1) Anything that goes on endlessly will eventually become Hell itself. This is why I have never been particularly attracted to the concept of Heaven. In fact, the promise often made to folks is that if they would only conform to whatever criteria a particular religion has established for admission, they will experience “endless joy”, albeit without any of those accoutrements of life on earth that generally make it enjoyable.

2) “Joy” itself is a nebulous and elusive concept. Attaining joy is not as simple as making a day trip to Disney World. It’s true that one of the most joyful moments of my life occurred while I was at Disney World. But the laser light show at Epcot Center, coordinated with the Finale to Beethoven’s Ninth Symphony, would not have been one of the most exhilarating experiences of my life without the lunar eclipse synchronized perfectly with the music.

3) “Joy” can be attained from the most ordinary of life’s experiences if the psyche is receptive. Even the realization that one’s days-long bout of constipation is over can be joyful if one has a receptive frame-of-mind.

4) “Joy” can be very difficult to recognize if one is in chronic pain, either physical or psychological. Joy is as much about the body as it is about the mind.

5) “Joy” is like chocolate–to partake of it excessively will lead to misery. Before long, you will develop an aversion to it.

6) “Joy” is often recognized best in retrospect. In reading Laurin’s journals from eight, nine, ten years ago, I can see how full and marvelous our lives were then.
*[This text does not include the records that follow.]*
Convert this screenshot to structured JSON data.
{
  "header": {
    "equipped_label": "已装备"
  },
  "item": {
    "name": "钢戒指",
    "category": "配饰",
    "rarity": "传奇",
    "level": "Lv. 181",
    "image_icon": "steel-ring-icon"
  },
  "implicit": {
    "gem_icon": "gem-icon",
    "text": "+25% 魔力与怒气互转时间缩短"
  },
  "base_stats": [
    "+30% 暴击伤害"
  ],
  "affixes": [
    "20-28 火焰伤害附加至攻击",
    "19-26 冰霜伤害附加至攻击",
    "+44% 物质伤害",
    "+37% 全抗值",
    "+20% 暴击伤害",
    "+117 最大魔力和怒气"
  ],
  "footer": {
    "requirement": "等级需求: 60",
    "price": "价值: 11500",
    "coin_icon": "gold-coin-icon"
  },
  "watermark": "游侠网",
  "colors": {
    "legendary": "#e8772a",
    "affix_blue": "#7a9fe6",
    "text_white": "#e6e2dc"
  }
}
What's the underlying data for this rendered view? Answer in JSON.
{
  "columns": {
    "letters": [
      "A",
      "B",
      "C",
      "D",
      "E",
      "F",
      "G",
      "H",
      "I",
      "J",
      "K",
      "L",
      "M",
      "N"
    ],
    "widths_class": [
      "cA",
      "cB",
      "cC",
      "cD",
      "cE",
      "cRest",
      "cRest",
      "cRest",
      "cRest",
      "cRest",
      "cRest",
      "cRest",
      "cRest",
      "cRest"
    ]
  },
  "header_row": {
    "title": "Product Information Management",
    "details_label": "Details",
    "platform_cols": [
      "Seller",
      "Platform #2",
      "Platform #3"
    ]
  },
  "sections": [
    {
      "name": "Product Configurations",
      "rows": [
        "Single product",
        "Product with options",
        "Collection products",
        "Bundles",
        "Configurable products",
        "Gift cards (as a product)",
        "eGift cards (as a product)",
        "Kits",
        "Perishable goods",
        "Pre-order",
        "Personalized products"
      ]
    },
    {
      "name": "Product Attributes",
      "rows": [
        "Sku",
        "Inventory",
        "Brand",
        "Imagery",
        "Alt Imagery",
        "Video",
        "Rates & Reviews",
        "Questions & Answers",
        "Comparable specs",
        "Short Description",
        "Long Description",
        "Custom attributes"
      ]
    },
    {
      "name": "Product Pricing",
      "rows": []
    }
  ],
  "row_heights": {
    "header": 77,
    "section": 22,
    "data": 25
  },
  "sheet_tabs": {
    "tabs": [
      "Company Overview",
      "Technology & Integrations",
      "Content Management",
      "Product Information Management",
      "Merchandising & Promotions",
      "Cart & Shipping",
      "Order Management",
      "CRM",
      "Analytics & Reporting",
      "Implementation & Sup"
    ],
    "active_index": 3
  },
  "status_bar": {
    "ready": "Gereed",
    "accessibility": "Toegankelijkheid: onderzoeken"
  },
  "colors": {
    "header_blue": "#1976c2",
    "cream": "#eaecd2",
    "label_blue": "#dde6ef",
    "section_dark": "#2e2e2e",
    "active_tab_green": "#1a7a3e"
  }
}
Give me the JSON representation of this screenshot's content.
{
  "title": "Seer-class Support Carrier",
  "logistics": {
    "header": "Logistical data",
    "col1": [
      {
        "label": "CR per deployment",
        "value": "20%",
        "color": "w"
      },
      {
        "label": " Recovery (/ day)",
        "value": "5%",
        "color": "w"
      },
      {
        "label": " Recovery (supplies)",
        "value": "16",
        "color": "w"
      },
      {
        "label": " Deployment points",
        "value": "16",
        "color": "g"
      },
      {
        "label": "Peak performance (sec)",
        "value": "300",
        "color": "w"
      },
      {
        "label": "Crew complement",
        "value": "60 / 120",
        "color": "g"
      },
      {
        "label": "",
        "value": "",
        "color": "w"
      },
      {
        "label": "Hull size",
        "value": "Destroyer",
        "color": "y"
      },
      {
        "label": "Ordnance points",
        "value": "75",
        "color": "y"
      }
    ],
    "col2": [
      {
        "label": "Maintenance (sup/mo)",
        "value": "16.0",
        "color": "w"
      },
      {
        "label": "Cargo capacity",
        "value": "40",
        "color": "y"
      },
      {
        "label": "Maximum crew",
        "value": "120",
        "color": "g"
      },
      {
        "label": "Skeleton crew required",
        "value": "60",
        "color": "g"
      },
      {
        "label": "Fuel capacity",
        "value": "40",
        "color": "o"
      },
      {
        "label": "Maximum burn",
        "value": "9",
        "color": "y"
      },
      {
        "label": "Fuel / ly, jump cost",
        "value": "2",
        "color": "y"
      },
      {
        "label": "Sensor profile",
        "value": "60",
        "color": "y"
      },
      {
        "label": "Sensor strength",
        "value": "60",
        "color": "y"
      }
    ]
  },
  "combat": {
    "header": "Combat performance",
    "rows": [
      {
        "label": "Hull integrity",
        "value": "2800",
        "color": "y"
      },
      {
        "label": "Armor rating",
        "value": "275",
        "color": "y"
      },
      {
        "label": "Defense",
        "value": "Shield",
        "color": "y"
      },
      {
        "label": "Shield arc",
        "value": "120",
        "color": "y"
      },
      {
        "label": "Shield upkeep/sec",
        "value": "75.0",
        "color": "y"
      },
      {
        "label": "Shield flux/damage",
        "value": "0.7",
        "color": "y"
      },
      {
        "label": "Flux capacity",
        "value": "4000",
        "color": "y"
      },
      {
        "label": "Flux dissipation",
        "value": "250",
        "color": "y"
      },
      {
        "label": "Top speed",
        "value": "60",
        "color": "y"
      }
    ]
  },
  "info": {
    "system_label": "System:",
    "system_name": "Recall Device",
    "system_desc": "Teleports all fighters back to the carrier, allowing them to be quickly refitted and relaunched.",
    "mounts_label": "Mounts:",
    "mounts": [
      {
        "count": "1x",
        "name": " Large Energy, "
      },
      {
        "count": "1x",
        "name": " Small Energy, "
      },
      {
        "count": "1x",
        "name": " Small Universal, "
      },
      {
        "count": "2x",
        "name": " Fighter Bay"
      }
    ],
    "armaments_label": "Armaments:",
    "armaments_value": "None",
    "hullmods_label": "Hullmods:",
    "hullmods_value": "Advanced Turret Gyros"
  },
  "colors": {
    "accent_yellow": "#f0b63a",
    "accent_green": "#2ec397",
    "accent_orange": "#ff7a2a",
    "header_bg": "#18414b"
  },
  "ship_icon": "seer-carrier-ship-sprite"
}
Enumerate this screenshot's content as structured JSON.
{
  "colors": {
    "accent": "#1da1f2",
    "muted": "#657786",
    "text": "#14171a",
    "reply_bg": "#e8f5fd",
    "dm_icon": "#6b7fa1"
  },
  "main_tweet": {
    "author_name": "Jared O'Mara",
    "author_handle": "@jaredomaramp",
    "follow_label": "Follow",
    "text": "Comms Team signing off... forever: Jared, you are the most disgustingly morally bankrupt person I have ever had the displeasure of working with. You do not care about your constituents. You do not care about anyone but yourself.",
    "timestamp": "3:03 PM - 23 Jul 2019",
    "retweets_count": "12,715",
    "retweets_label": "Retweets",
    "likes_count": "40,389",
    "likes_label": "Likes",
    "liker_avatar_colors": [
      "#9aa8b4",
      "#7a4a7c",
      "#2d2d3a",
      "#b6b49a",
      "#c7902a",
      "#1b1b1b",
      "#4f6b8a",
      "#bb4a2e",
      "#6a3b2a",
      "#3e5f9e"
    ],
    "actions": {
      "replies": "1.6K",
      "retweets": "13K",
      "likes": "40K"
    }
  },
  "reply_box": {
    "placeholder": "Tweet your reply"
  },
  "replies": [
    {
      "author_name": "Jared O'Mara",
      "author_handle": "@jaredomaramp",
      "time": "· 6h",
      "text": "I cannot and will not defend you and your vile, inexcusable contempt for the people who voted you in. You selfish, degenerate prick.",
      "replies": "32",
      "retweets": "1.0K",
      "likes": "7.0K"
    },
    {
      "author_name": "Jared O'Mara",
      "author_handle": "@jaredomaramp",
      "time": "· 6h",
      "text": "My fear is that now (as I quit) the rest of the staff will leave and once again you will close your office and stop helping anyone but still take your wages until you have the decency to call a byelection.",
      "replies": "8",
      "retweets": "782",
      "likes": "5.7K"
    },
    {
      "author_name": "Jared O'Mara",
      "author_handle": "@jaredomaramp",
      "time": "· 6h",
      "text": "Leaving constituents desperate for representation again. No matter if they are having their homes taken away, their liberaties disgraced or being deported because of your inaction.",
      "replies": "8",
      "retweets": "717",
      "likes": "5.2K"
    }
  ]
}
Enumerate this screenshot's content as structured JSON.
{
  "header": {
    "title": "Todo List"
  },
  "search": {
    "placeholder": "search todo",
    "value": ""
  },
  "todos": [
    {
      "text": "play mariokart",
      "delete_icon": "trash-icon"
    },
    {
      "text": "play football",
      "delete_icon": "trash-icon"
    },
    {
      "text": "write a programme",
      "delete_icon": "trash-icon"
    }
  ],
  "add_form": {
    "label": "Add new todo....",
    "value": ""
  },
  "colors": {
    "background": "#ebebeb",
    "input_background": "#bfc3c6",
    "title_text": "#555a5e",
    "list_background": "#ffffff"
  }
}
7) The level of “joy” that I experience is symbiotically related to the way that I treat others. I cannot make others feel joyful, however. I can only let them know how much joy they bring to me.

8) “Joy” is not a function of where I am in the world or who I am with or what I am doing. It is a function of loving myself unconditionally.

© 6 January 2014


About the Author


    I came to the beautiful state of Colorado out of my native Kansas by way of Michigan, the state where I married and had two children while working as an engineer for the Ford Motor Company. I was married to a wonderful woman for 26 happy years and suddenly realized that life was passing me by. I figured that I should make a change, as our offspring were basically on their own and I wasn’t getting any younger. Luckily, a very attractive and personable man just happened to be crossing my path at that time, so the change-over was both fortuitous and smooth.

Soon after, I retired and we moved to Denver, my husband’s home town. He passed away after 13 blissful years together in October of 2012. I am left to find a new path to fulfillment. One possibility is through writing. Thank goodness, the SAGE Creative Writing Group was there to light the way.